Rare et sublime effort de l'imaginative !

En voilà assez ; Dieu me garde de parler de la seconde partie du roman, ni d'une vieille tante qui meurt tout exprès à la fin de la pièce pour faire les révélations dont on a besoin ! Il suffira de dire qu'après tant d'aventures bizarres, une femme morte, deux de retrouvées, deux reconnaissances, trois déguisemens de noms, cinq récits, sept ou huit explications, etc., les choses se remettent en leur place, et qu'au moyen d'un double mariage, tout s'arrange pour le mieux.

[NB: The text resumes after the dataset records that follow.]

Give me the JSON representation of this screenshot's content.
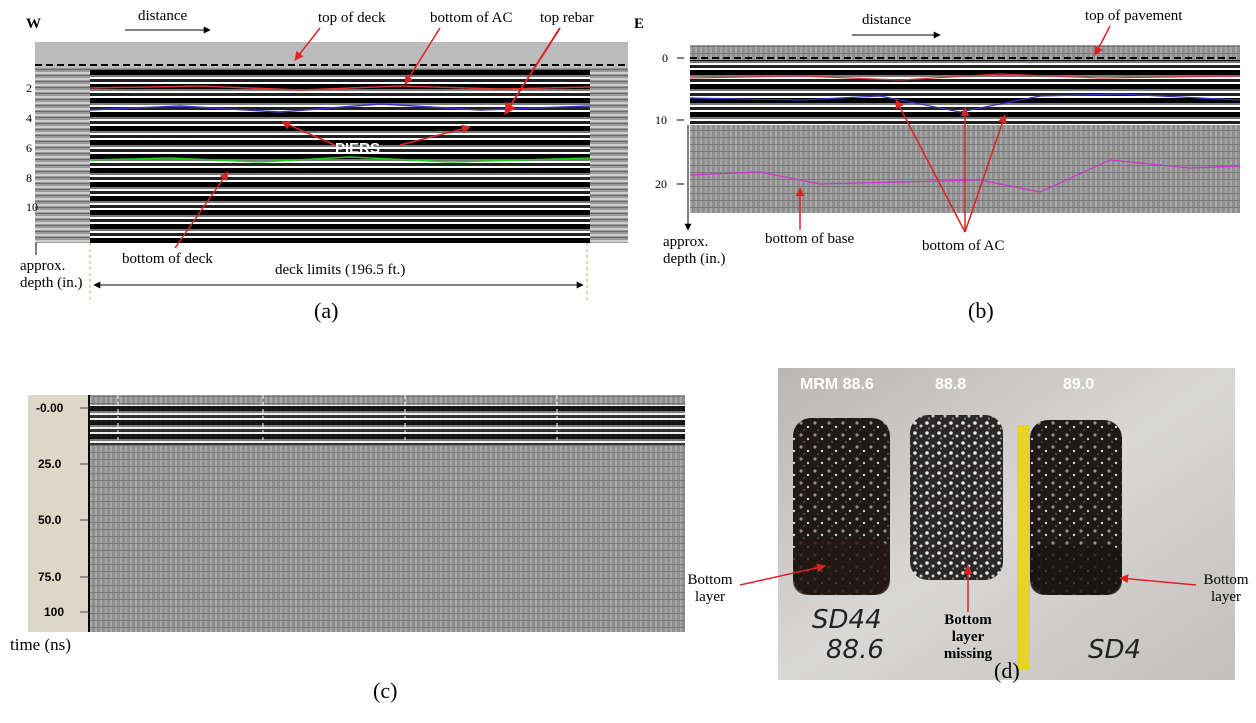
{
  "panels": [
    {
      "caption": "(a)",
      "side": "W",
      "distance": "distance",
      "labels": [
        "top of deck",
        "bottom of AC",
        "top rebar",
        "PIERS",
        "bottom of deck"
      ],
      "depth_ticks": [
        "2",
        "4",
        "6",
        "8",
        "10"
      ],
      "axis_label": [
        "approx.",
        "depth (in.)"
      ],
      "span_label": "deck limits (196.5 ft.)"
    },
    {
      "caption": "(b)",
      "side": "E",
      "distance": "distance",
      "labels": [
        "top of pavement",
        "bottom of base",
        "bottom of AC"
      ],
      "depth_ticks": [
        "0",
        "10",
        "20"
      ],
      "axis_label": [
        "approx.",
        "depth (in.)"
      ]
    },
    {
      "caption": "(c)",
      "time_ticks": [
        "-0.00",
        "25.0",
        "50.0",
        "75.0",
        "100"
      ],
      "axis_label": "time (ns)"
    },
    {
      "caption": "(d)",
      "core_labels": [
        "MRM 88.6",
        "88.8",
        "89.0"
      ],
      "annotations": [
        [
          "Bottom",
          "layer"
        ],
        [
          "Bottom",
          "layer",
          "missing"
        ],
        [
          "Bottom",
          "layer"
        ]
      ],
      "handwriting": [
        "SD44",
        "88.6",
        "SD4"
      ]
    }
  ]
}
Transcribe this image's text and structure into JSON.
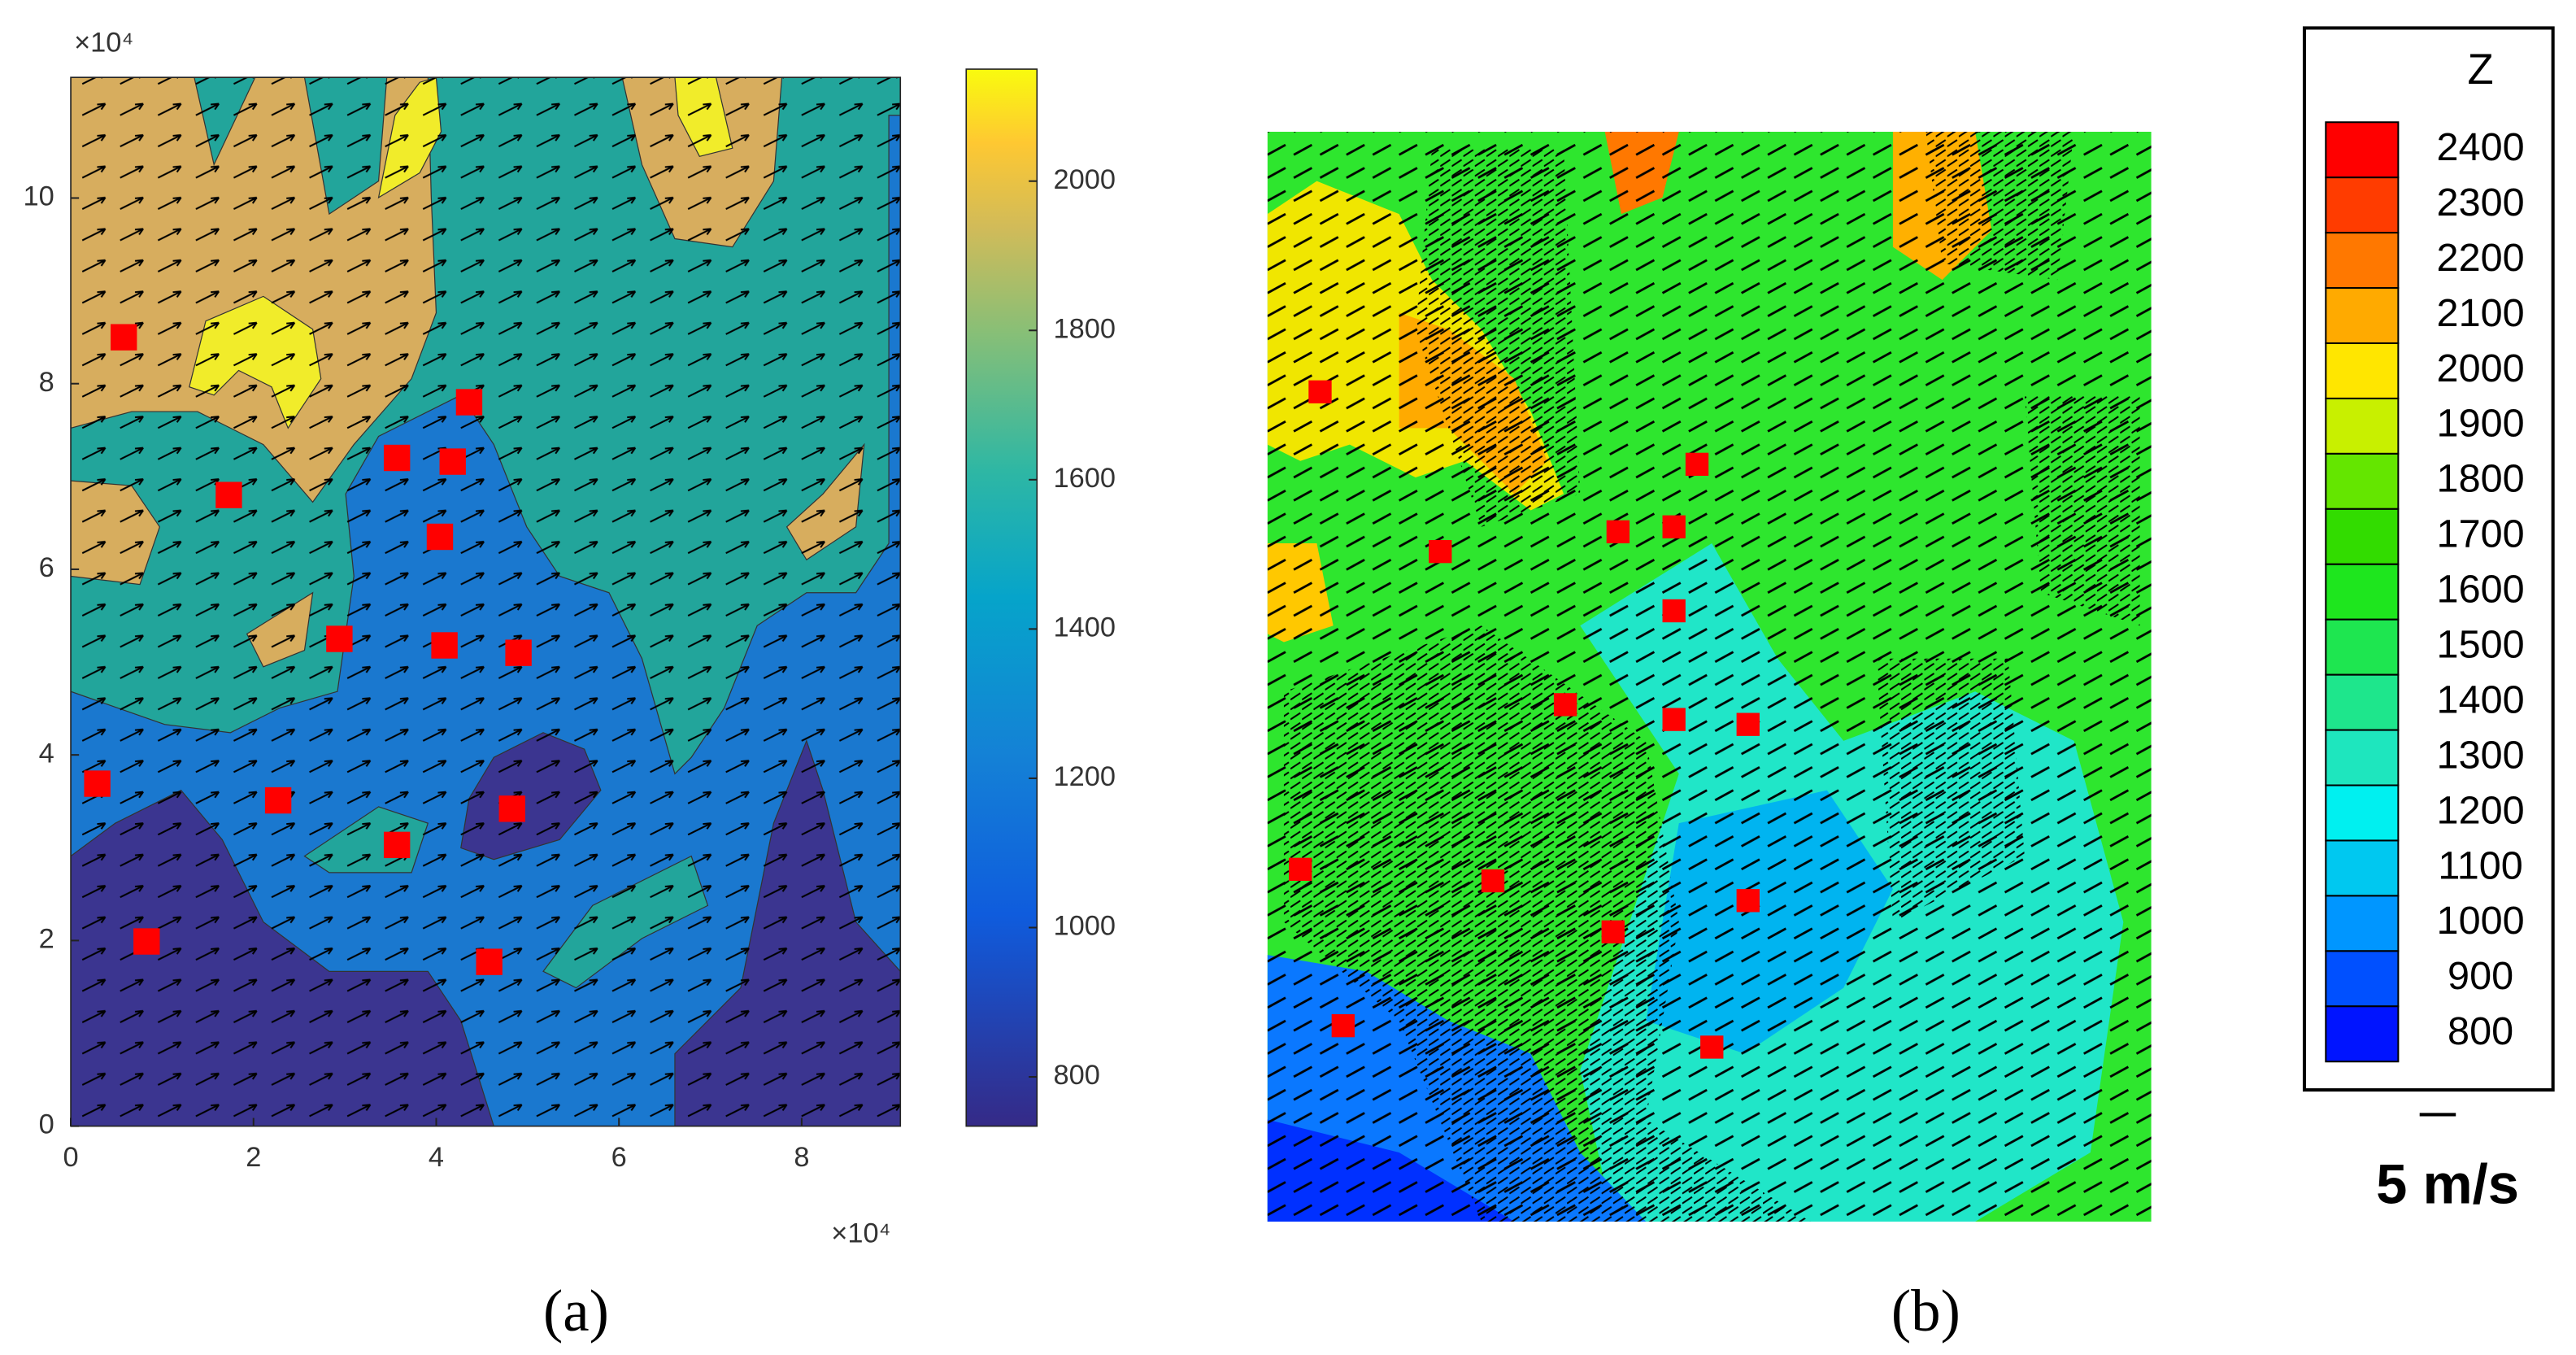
{
  "chart_data": [
    {
      "type": "contour",
      "y_exponent": "×10⁴",
      "x_exponent": "×10⁴",
      "xlim": [
        0,
        9.08
      ],
      "ylim": [
        0,
        11.3
      ],
      "xticks": [
        0,
        2,
        4,
        6,
        8
      ],
      "yticks": [
        0,
        2,
        4,
        6,
        8,
        10
      ],
      "clim": [
        734,
        2150
      ],
      "cticks": [
        800,
        1000,
        1200,
        1400,
        1600,
        1800,
        2000
      ],
      "stations": {
        "color": "#ff0000",
        "x": [
          0.58,
          1.73,
          4.36,
          3.57,
          4.18,
          4.04,
          2.94,
          4.09,
          4.9,
          0.29,
          2.27,
          4.83,
          3.57,
          0.83,
          4.58
        ],
        "y": [
          8.5,
          6.8,
          7.8,
          7.2,
          7.16,
          6.35,
          5.25,
          5.18,
          5.1,
          3.69,
          3.51,
          3.42,
          3.03,
          1.99,
          1.77
        ]
      },
      "label": "(a)"
    },
    {
      "type": "contour",
      "legend_title": "Z",
      "levels": [
        2400,
        2300,
        2200,
        2100,
        2000,
        1900,
        1800,
        1700,
        1600,
        1500,
        1400,
        1300,
        1200,
        1100,
        1000,
        900,
        800
      ],
      "level_colors": [
        "#ff0000",
        "#ff3c00",
        "#ff7800",
        "#ffaa00",
        "#ffe600",
        "#c8f000",
        "#64e600",
        "#32dc00",
        "#1ee61e",
        "#1ee650",
        "#1ee68c",
        "#1ee6be",
        "#00f0f0",
        "#00c8f0",
        "#0096ff",
        "#0050ff",
        "#0014ff"
      ],
      "scale_label": "5 m/s",
      "label": "(b)"
    }
  ]
}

Cependant tout le monde n'a pas été content : le public a sifflé impitoyablement ce fantôme de comédie, et je ne doute pas que l'auteur, M. Charles Maurice (car il s'est fait nommer), n'ait fort mal pris la chose. Il lui reste pourtant quelques motifs de consolation ; son premier acte promettait de la gaîté et du comique, et il y a fait preuve d'une sorte d'adresse dans la manière dont il a exposé son sujet. Son style a du naturel et quelquefois de la verve comique ;. c'est dommage qu'il soit négligé et souvent diffus, que ses soubrettes parlent latin, et qu'on y rencontre souvent des vers tels que ceux-ci :

Un projet de conduite, adroitement conçu,
Et qui, par l'examen d'un premier aperçu.

Du reste, point de peinture de mœurs ni de caractères dans cette pièce. Mascarille, qui en est le héros, est un bavard qui se tourmente beaucoup et fait très-peu de chose ; c'est la Mouche du Coche. Quelle différence entre lui et le Mascarille de l'Étourdi ! Le public ne dira pas comme il le souhaite :

Vivat, Mascarillus, dignus imitator !

M. Charles Maurice, que l'on fait passer pour être jeune encore, quoiqu'il ait donné son premier ouvrage il y a environ neuf à dix ans, professe, dit-on, une grande admiration pour Molière et cherche à l'imiter : cette intention , quoique téméraire, est très-louable; mais nous devons lui rappeler ce précepte de son modèle :

Quand sur une personne on prétend se régler,
C'est par les beaux côtés qu'il faut lui ressembler ;

Et ce n'est certainement pas imiter Molière par les beaux côtés que de se parer des guenilles de Rotrou.                       J. L. M.

La Fiancée du roi de Garbe est une nouvelle du Décaméron de Boccace, la triste histoire d'une jeune fille dont le bateau a été pris dans une tempête, et qui subit le triste sort de sjeunes filles aux mains des marins.

D’après la base La Grange de la Comédie Française, la pièce de Charles Maurice, adaptant la Sœur de Rotrou, n’a connu qu’une représentation à la Comédie Française, le 24 avril 1812.